The Missing Children Project documents the burial places of children who died while attending school. To date, more than 4,100 children have been identified who died while attending a residential school.

On the other hand, 50% of the complaints made to the Commission for Truth and Reconciliation concerned serious forms of physical and sexual abuse. Repeated cases of rape, which in most cases led to the psychological destruction of the victim and then had a very long-term impact: inability to establish interpersonal relationships, psychosis, alcoholism, unemployment, inability to be good parents.
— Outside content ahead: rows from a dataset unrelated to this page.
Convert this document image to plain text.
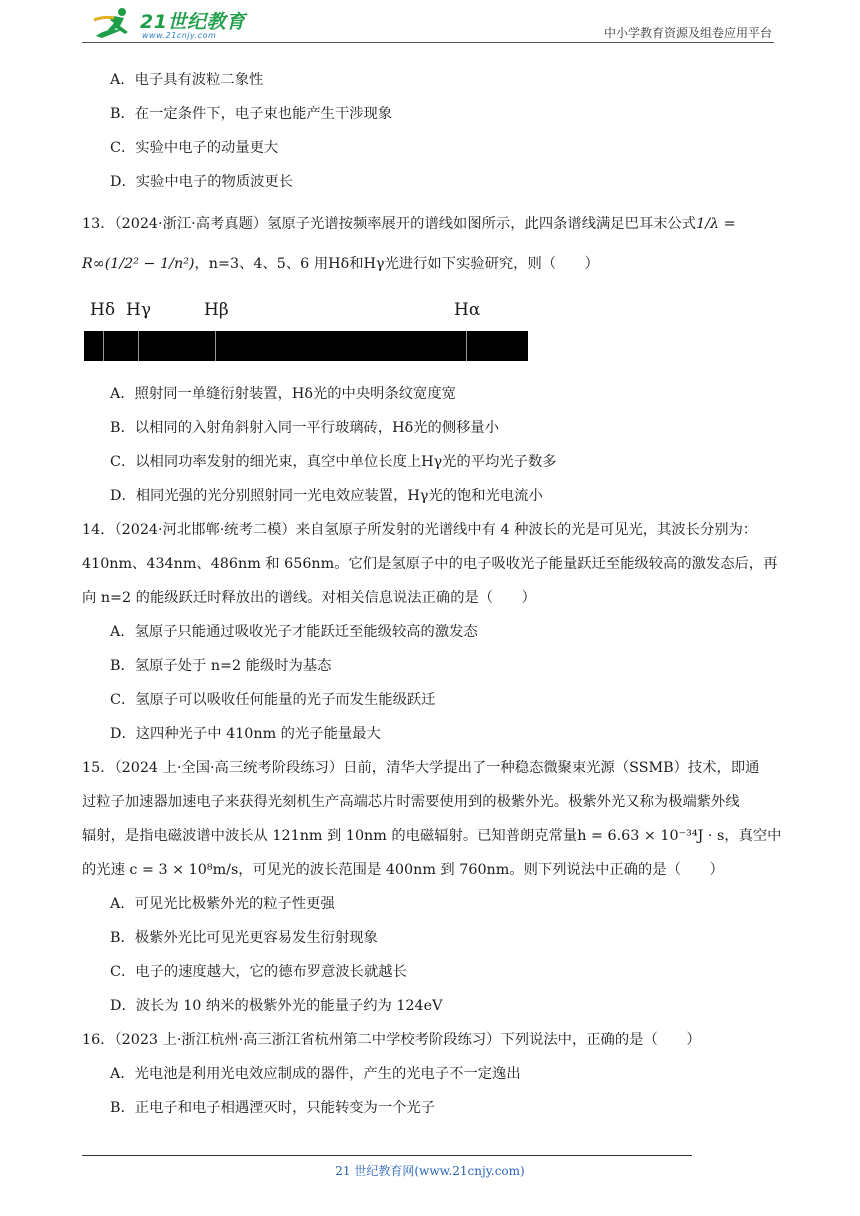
21世纪教育
www.21cnjy.com	中小学教育资源及组卷应用平台
A．电子具有波粒二象性
B．在一定条件下，电子束也能产生干涉现象
C．实验中电子的动量更大
D．实验中电子的物质波更长
13．（2024·浙江·高考真题）氢原子光谱按频率展开的谱线如图所示，此四条谱线满足巴耳末公式1/λ =
R∞(1/2² − 1/n²)，n=3、4、5、6 用Hδ和Hγ光进行如下实验研究，则（　　）
Hδ Hγ	Hβ	Hα
A．照射同一单缝衍射装置，Hδ光的中央明条纹宽度宽
B．以相同的入射角斜射入同一平行玻璃砖，Hδ光的侧移量小
C．以相同功率发射的细光束，真空中单位长度上Hγ光的平均光子数多
D．相同光强的光分别照射同一光电效应装置，Hγ光的饱和光电流小
14．（2024·河北邯郸·统考二模）来自氢原子所发射的光谱线中有 4 种波长的光是可见光，其波长分别为：
410nm、434nm、486nm 和 656nm。它们是氢原子中的电子吸收光子能量跃迁至能级较高的激发态后，再
向 n=2 的能级跃迁时释放出的谱线。对相关信息说法正确的是（　　）
A．氢原子只能通过吸收光子才能跃迁至能级较高的激发态
B．氢原子处于 n=2 能级时为基态
C．氢原子可以吸收任何能量的光子而发生能级跃迁
D．这四种光子中 410nm 的光子能量最大
15．（2024 上·全国·高三统考阶段练习）日前，清华大学提出了一种稳态微聚束光源（SSMB）技术，即通
过粒子加速器加速电子来获得光刻机生产高端芯片时需要使用到的极紫外光。极紫外光又称为极端紫外线
辐射，是指电磁波谱中波长从 121nm 到 10nm 的电磁辐射。已知普朗克常量h = 6.63 × 10⁻³⁴J · s，真空中
的光速 c = 3 × 10⁸m/s，可见光的波长范围是 400nm 到 760nm。则下列说法中正确的是（　　）
A．可见光比极紫外光的粒子性更强
B．极紫外光比可见光更容易发生衍射现象
C．电子的速度越大，它的德布罗意波长就越长
D．波长为 10 纳米的极紫外光的能量子约为 124eV
16．（2023 上·浙江杭州·高三浙江省杭州第二中学校考阶段练习）下列说法中，正确的是（　　）
A．光电池是利用光电效应制成的器件，产生的光电子不一定逸出
B．正电子和电子相遇湮灭时，只能转变为一个光子
21 世纪教育网(www.21cnjy.com)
On June 5, Canadian Prime Minister Justin Trudeau asked the Catholic Church to “take responsibility” for its role in the abuses committed in boarding schools for native children. The next day, Pope Francis said he “followed with pain the news coming from Canada”. Then he added: “We entrust to the Lord the souls of all deceased children in residential schools in Canada and pray for Canadian indigenous families and communities in pain. We pray in silence ». For his part, in recent days the bishop of Montreal, Monsignor Christian Le’pine, published a letter of apology, on behalf of the Catholic Church, speaking of “a dark side of Canadian history with respect to which no man, woman, believer or no, it can rightly remain indifferent ».

The peoples of the American First Nations still await a formal apology from the Catholic Church.